Hours after the Centers for Disease Control and Prevention (CDC) announced the first human-to-human transmission of the coronavirus on U.S. soil, officials from the World Health Organization (WHO) declared the outbreak a global health emergency — activating a worldwide effort to stop the virus’s spread.
The decision, announced Thursday afternoon, came after hours of deliberation from an emergency committee of health experts, marking the third time that the group has debated the decision since the start of the outbreak, which has been traced to a meat market in the Chinese city of Wuhan.
Although the organization initially showed restraint on declaring the emergency, WHO experts said the decision —in light of the now more than 8,200 cases worldwide — was nearly unanimous. In a press conference following the news, WHO director-general Tedros Adhanom Ghebreyesus, PhD, said the decision is meant to unify the world around stopping the disease’s spread.
“The only way we will defeat this outbreak is for all countries to work together in a spirit of solidarity and cooperation,” Tedros reportedly said. “We are all in this together and we can only stop it together.” As the nearly 200 member states, including the U.S., work to streamline their efforts to stop the outbreak, here’s what you need to know about the WHO’s declaration.
Only five other outbreaks have been declared global health emergencies
Officially known as a Public Health Emergency of International Concern (PHEIC), the formal declaration has been made in just five other outbreaks: swine flu (2009), polio (2014), ebola (2014), zika (2016) and kivu ebola (2018). The WHO defines it as “an extraordinary event” which is determined to both “constitute a public health risk to other [UN] states” and “potentially require a coordinated international response.” The category was created in the wake of the 2002-2003 SARs epidemic, which many believe was exacerbated by the failure to respond rapidly to the virus’s outbreak.
It is considered a call to action
With the coronavirus outbreak now encompassing over 20 countries outside of China, the global health emergency status will — in the words of UN health experts — “[trigger] the aid system to intervene in full force.” Each of the 196 participating countries are given 48 hours to “assess the situation” in their country after which they must issue a report to the WHO about confirmed and potential cases. Moving forward, all countries are required to: detect (i.e. test for potential cases), assess (i.e. keep track of new cases as they arise), report (share updates through an international network) and respond (stay in contact with WHO). Each week, the WHO will release a situation report based on these findings, posted here.

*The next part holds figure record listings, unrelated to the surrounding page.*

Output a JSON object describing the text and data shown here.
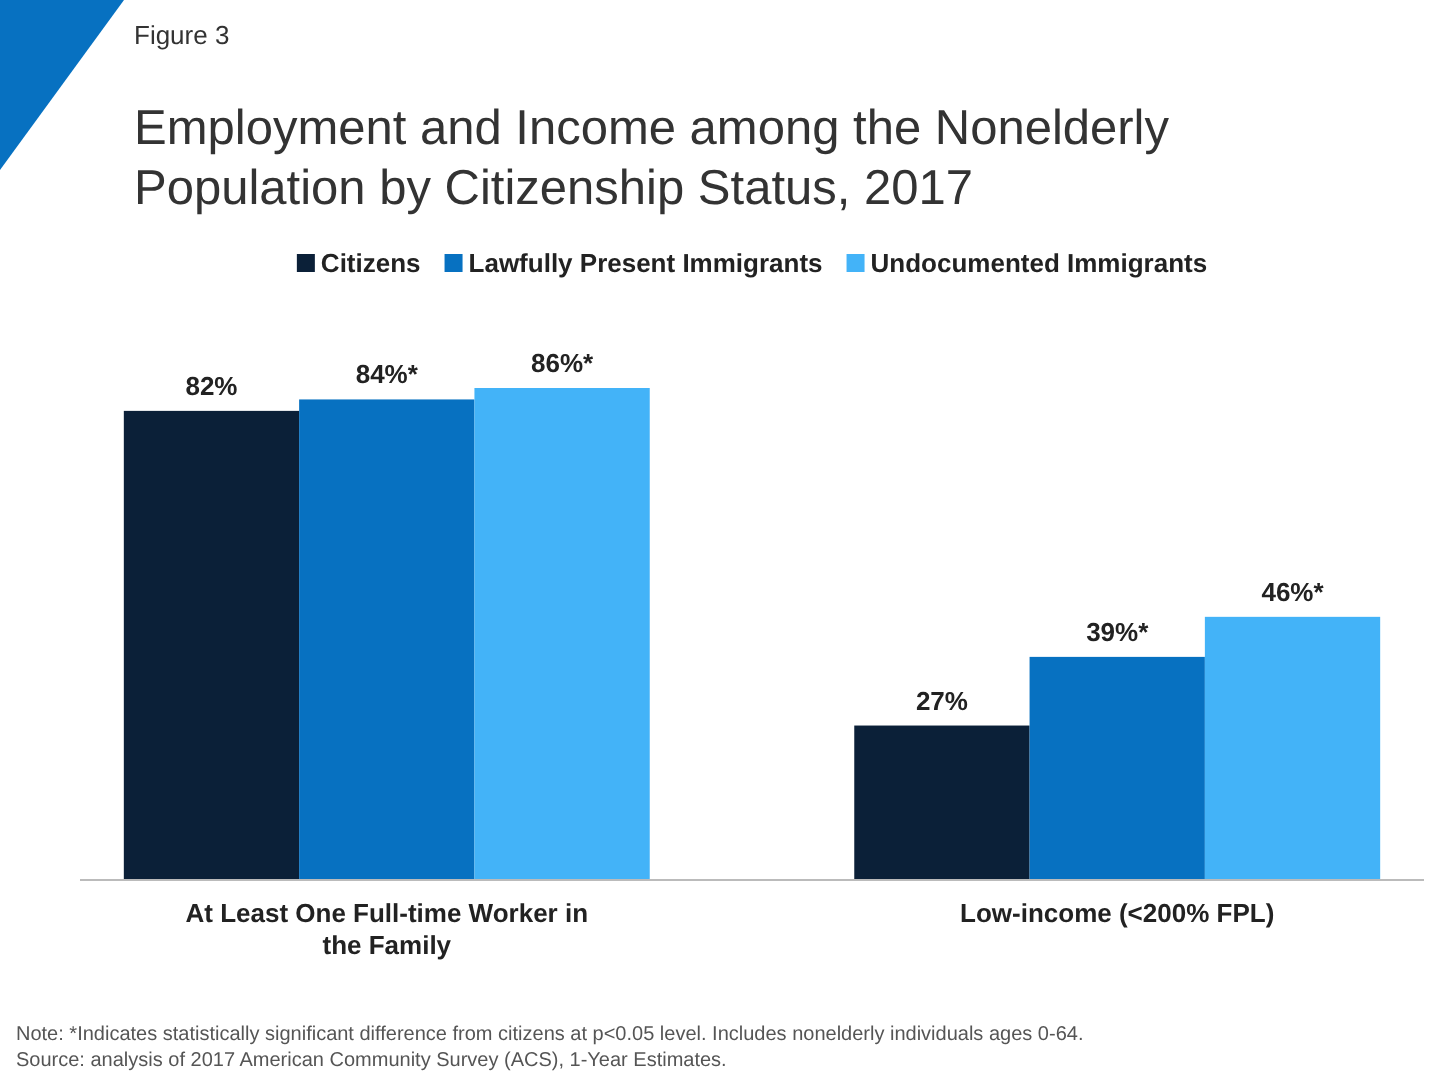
{
  "chart_data": {
    "type": "bar",
    "title": "Employment and Income among the Nonelderly Population by Citizenship Status, 2017",
    "categories": [
      "At Least One Full-time Worker in the Family",
      "Low-income (<200% FPL)"
    ],
    "series": [
      {
        "name": "Citizens",
        "color": "#0b2038",
        "values": [
          82,
          27
        ],
        "value_labels": [
          "82%",
          "27%"
        ]
      },
      {
        "name": "Lawfully Present Immigrants",
        "color": "#0771c1",
        "values": [
          84,
          39
        ],
        "value_labels": [
          "84%*",
          "39%*"
        ]
      },
      {
        "name": "Undocumented Immigrants",
        "color": "#43b3f8",
        "values": [
          86,
          46
        ],
        "value_labels": [
          "86%*",
          "46%*"
        ]
      }
    ],
    "legend": "top",
    "annotations": [
      "Figure 3",
      "Note: *Indicates statistically significant difference from citizens at p<0.05 level. Includes nonelderly individuals ages 0-64.",
      "Source: analysis of 2017 American Community Survey (ACS), 1-Year Estimates."
    ]
  }
}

It may require countries to increase travel screenings
As a part of a global health emergency, each country is required to follow what are known as International Health Regulations (IHR). Created in 2005, these regulations outline specific prevention and detection techniques to follow, in order to limit the spread of the disease. On WHO’s website, it notes that increased screening and testing may be required at ports, airports and ground crossings in order to “limit the spread of health risks to neighboring countries.” WHO is likely to update these guidelines in the coming days and weeks.
Preventing the destabilization of global markets is key
On top of streamlining efforts to stop the spread of the coronavirus, the WHO’s decision is also aimed at preventing “unwarranted travel and trade restrictions” that can prove detrimental to the global economy. The move comes as financial advisors continue to report plunging stocks. Experts are particularly concerned about oil and gas, as China remains the world’s top oil and natural gas importer. The global economic loss from SARS was estimated to be $40 billion but now, with China as a key player in the world’s economy, the cost could exceed that number. Thus far, WHO has dispensed $1.8 million in aid to help prevent the outbreak’s spread, but that number is likely to increase.